PacBio's Juliet Minor Variant Software
By Bio-IT World Staff
May 8, 2017 | At PacBio’s SMRT scientific symposium and developers meeting last week held at the Leiden University Medical Center in the Netherlands, Lance Hepler, with PacBio, announced three apps coming in the next SMRT Analysis release: minor variants, structural variation, and multiplexed microbe WGS.
Juliet is the new unified minor variant software pipeline, Hepler said. The pipeline is extensible for new disease areas and organisms, offers a targeted amplicon approach, with reference-guided, one-click analysis. Juliet can handle de novo codon variants now. Insertion and deletion variants are currently being ignored; support will be added in a future version.
The challenge, Hepler said, is to reliably identify 1% variants from sequencing noise. Juliet can do that, he said, with 6000 CCS reads. The false-positive and false-negative rates he reported are below 1% and 0.001% (10-5), respectively. At lower coverage, minor variants in the 5%-10% range can determined. Juliet can distinguish between minor variants and PCR heteroduplex. Official release of the Juliet pipeline will be in SMRT Link 5.0, though it’s available as-is on Github now.
Hepler, of course, touted the strength of long reads, especially for revealing structural variations. He quoted a Genome Biology story from 2011 that theorized that structural variants are the major limitation to better diagnostics from exome sequencing, and credited structural variations with diseases, traits, and evolutionary processes (10.1186/gb-2011-12-9-128).
PacBio discovers 20,000 structural variants in a human genome, compared to 4,000 revealed by Illumina sequencing, Hepler reported, combining several published findings from 2015 and 2016 in Nature, Nature Communications, and Genome Research (DOIs: 10.1038/nature20098; 10.1101/gr.214007.116; 10.1038/ncomms12065; and 10.1038/nature15394).
In fact, Hepler claimed, most structural variants in the human population remain undiscovered today. Increased sample sizes will yield higher rates of structural variant discovery, he said, but doesn’t require deep sequencing of every individual. Volume, not depth of sequencing, will reveal more of variants in lower frequency in the population.
Hepler presented models claiming that nearly 100% of variants in the population at 5%, 1% and 0.5% frequencies could be detected by sequencing 1,000 humans at 50-fold, given that reads are long enough to identify all variants. The model didn’t suffer much at just 5-fold coverage; only variants of 0.5% frequency fell to less than 100% sensitivity.

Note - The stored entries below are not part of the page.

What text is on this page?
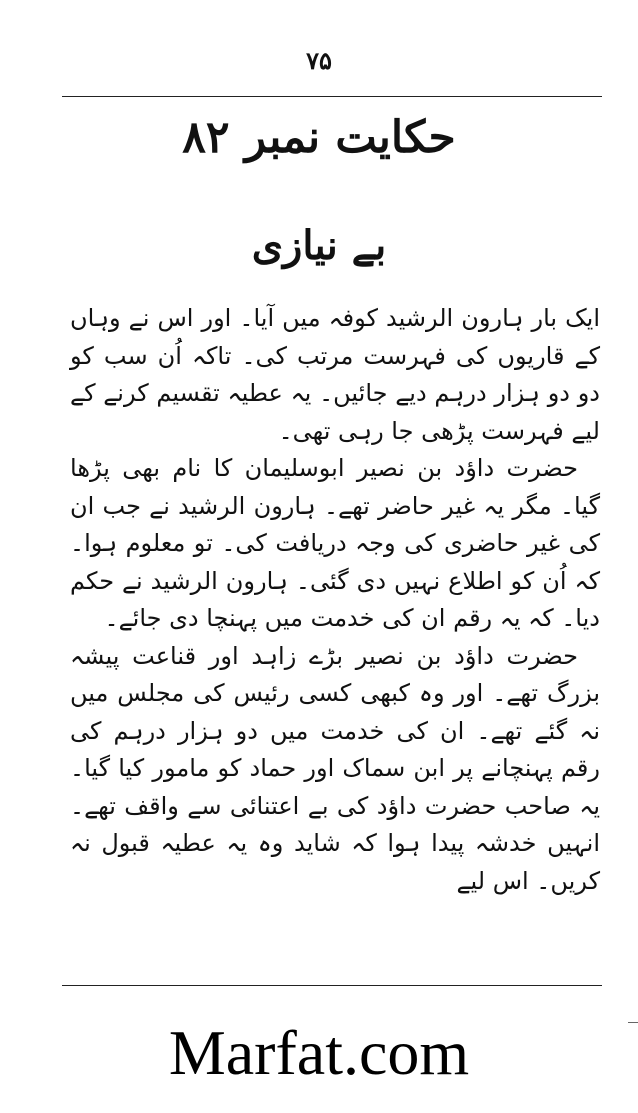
۷۵
حکایت نمبر ۸۲
بے نیازی

ایک بار ہارون الرشید کوفہ میں آیا۔ اور اس نے وہاں کے قاریوں کی فہرست مرتب کی۔ تاکہ اُن سب کو دو دو ہزار درہم دیے جائیں۔ یہ عطیہ تقسیم کرنے کے لیے فہرست پڑھی جا رہی تھی۔

حضرت داؤد بن نصیر ابوسلیمان کا نام بھی پڑھا گیا۔ مگر یہ غیر حاضر تھے۔ ہارون الرشید نے جب ان کی غیر حاضری کی وجہ دریافت کی۔ تو معلوم ہوا۔ کہ اُن کو اطلاع نہیں دی گئی۔ ہارون الرشید نے حکم دیا۔ کہ یہ رقم ان کی خدمت میں پہنچا دی جائے۔

حضرت داؤد بن نصیر بڑے زاہد اور قناعت پیشہ بزرگ تھے۔ اور وہ کبھی کسی رئیس کی مجلس میں نہ گئے تھے۔ ان کی خدمت میں دو ہزار درہم کی رقم پہنچانے پر ابن سماک اور حماد کو مامور کیا گیا۔ یہ صاحب حضرت داؤد کی بے اعتنائی سے واقف تھے۔ انہیں خدشہ پیدا ہوا کہ شاید وہ یہ عطیہ قبول نہ کریں۔ اس لیے

Marfat.com
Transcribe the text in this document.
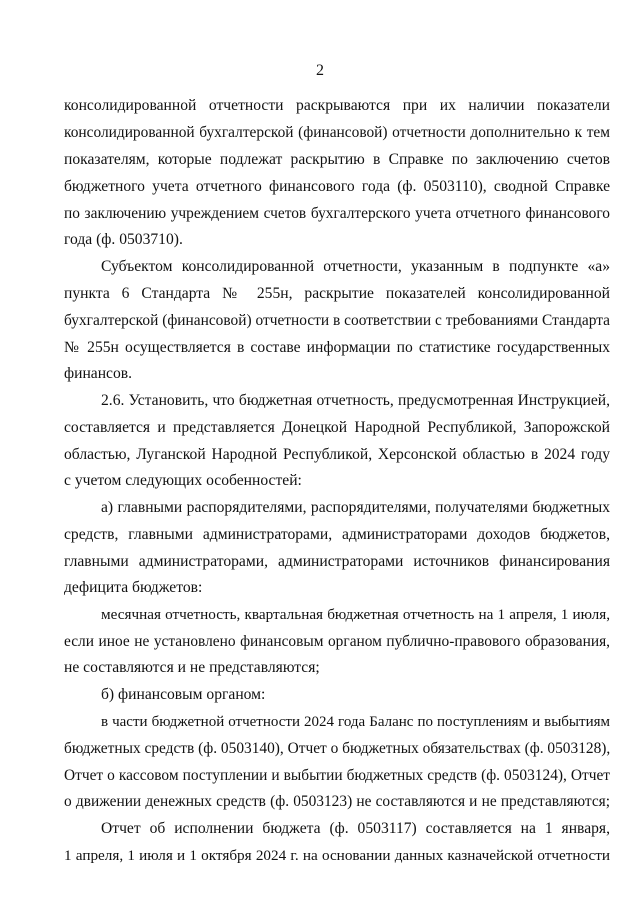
2
консолидированной отчетности раскрываются при их наличии показатели
консолидированной бухгалтерской (финансовой) отчетности дополнительно к тем
показателям, которые подлежат раскрытию в Справке по заключению счетов
бюджетного учета отчетного финансового года (ф. 0503110), сводной Справке
по заключению учреждением счетов бухгалтерского учета отчетного финансового
года (ф. 0503710).
Субъектом консолидированной отчетности, указанным в подпункте «а»
пункта 6 Стандарта № 255н, раскрытие показателей консолидированной
бухгалтерской (финансовой) отчетности в соответствии с требованиями Стандарта
№ 255н осуществляется в составе информации по статистике государственных
финансов.
2.6. Установить, что бюджетная отчетность, предусмотренная Инструкцией,
составляется и представляется Донецкой Народной Республикой, Запорожской
областью, Луганской Народной Республикой, Херсонской областью в 2024 году
с учетом следующих особенностей:
а) главными распорядителями, распорядителями, получателями бюджетных
средств, главными администраторами, администраторами доходов бюджетов,
главными администраторами, администраторами источников финансирования
дефицита бюджетов:
месячная отчетность, квартальная бюджетная отчетность на 1 апреля, 1 июля,
если иное не установлено финансовым органом публично-правового образования,
не составляются и не представляются;
б) финансовым органом:
в части бюджетной отчетности 2024 года Баланс по поступлениям и выбытиям
бюджетных средств (ф. 0503140), Отчет о бюджетных обязательствах (ф. 0503128),
Отчет о кассовом поступлении и выбытии бюджетных средств (ф. 0503124), Отчет
о движении денежных средств (ф. 0503123) не составляются и не представляются;
Отчет об исполнении бюджета (ф. 0503117) составляется на 1 января,
1 апреля, 1 июля и 1 октября 2024 г. на основании данных казначейской отчетности
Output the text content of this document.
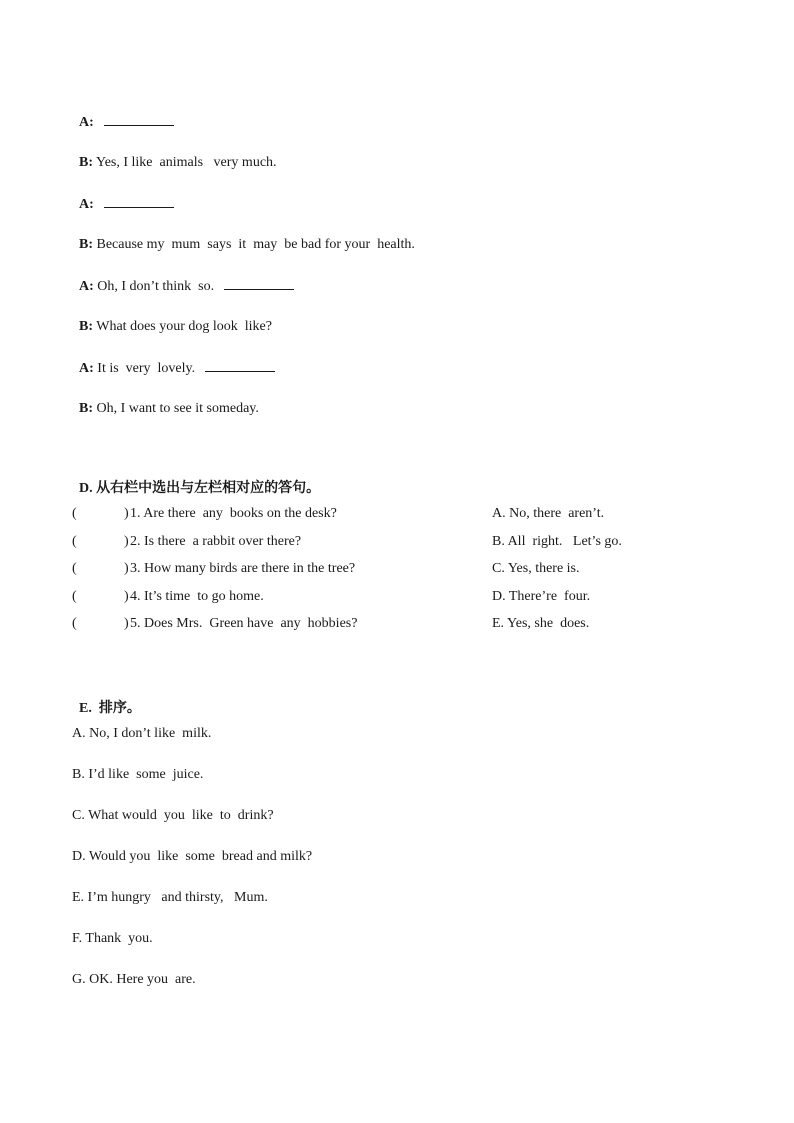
A:

B: Yes, I like  animals   very much.

A:

B: Because my  mum  says  it  may  be bad for your  health.

A: Oh, I don’t think  so.

B: What does your dog look  like?

A: It is  very  lovely.

B: Oh, I want to see it someday.

D. 从右栏中选出与左栏相对应的答句。

(	) 1. Are there  any  books on the desk?	A. No, there  aren’t.
(	) 2. Is there  a rabbit over there?	B. All  right.   Let’s go.
(	) 3. How many birds are there in the tree?	C. Yes, there is.
(	) 4. It’s time  to go home.	D. There’re  four.
(	) 5. Does Mrs.  Green have  any  hobbies?	E. Yes, she  does.

E. 排序。

A. No, I don’t like  milk.
B. I’d like  some  juice.
C. What would  you  like  to  drink?
D. Would you  like  some  bread and milk?
E. I’m hungry   and thirsty,   Mum.
F. Thank  you.
G. OK. Here you  are.
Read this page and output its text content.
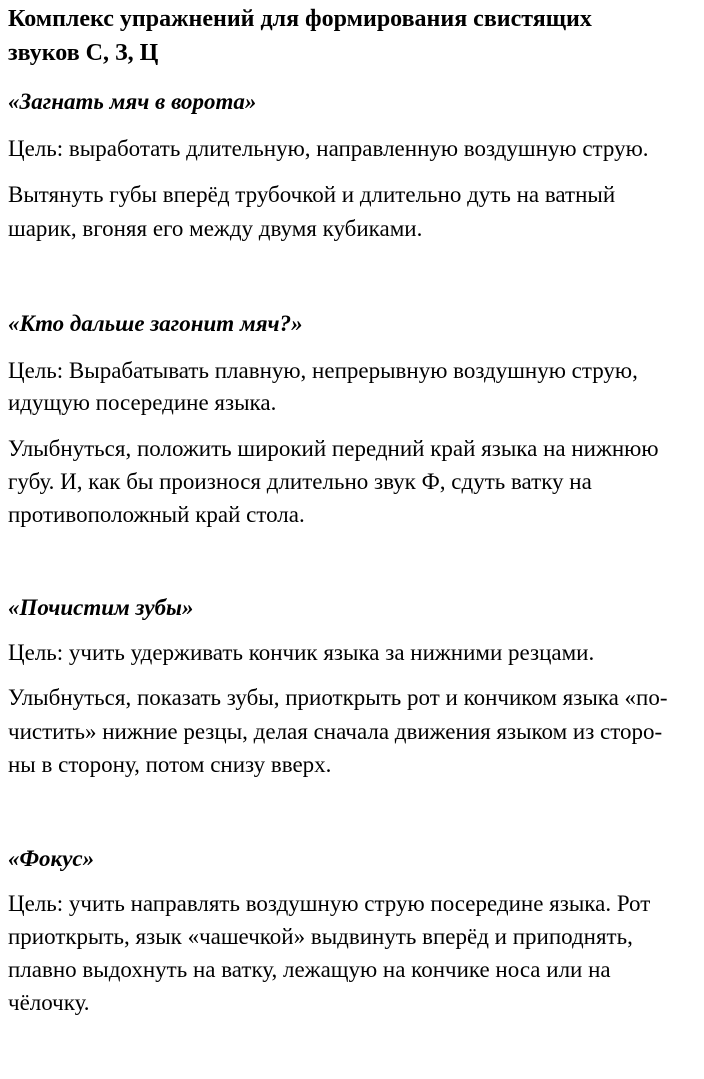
Комплекс упражнений для формирования свистящих

звуков С, З, Ц

«Загнать мяч в ворота»

Цель: выработать длительную, направленную воздушную струю.

Вытянуть губы вперёд трубочкой и длительно дуть на ватный

шарик, вгоняя его между двумя кубиками.

«Кто дальше загонит мяч?»

Цель: Вырабатывать плавную, непрерывную воздушную струю,

идущую посередине языка.

Улыбнуться, положить широкий передний край языка на нижнюю

губу. И, как бы произнося длительно звук Ф, сдуть ватку на

противоположный край стола.

«Почистим зубы»

Цель: учить удерживать кончик языка за нижними резцами.

Улыбнуться, показать зубы, приоткрыть рот и кончиком языка «по-

чистить» нижние резцы, делая сначала движения языком из сторо-

ны в сторону, потом снизу вверх.

«Фокус»

Цель: учить направлять воздушную струю посередине языка. Рот

приоткрыть, язык «чашечкой» выдвинуть вперёд и приподнять,

плавно выдохнуть на ватку, лежащую на кончике носа или на

чёлочку.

For microbial whole genomes sequencing, Hepler called PacBio the gold standard, and reiterated that multiplexing bacterial samples is the key to maximizing throughput, efficiency, and cost on the Sequel System.
PacBio has released an end-to-end workflow for bacterial multiplexing compatible with both the PacBio RSII and Sequel systems. Hepler recommended one SMRT cell for two microbes on the PacBio RSII system, and 12-16 microbes per SMRT cell on the Sequel System.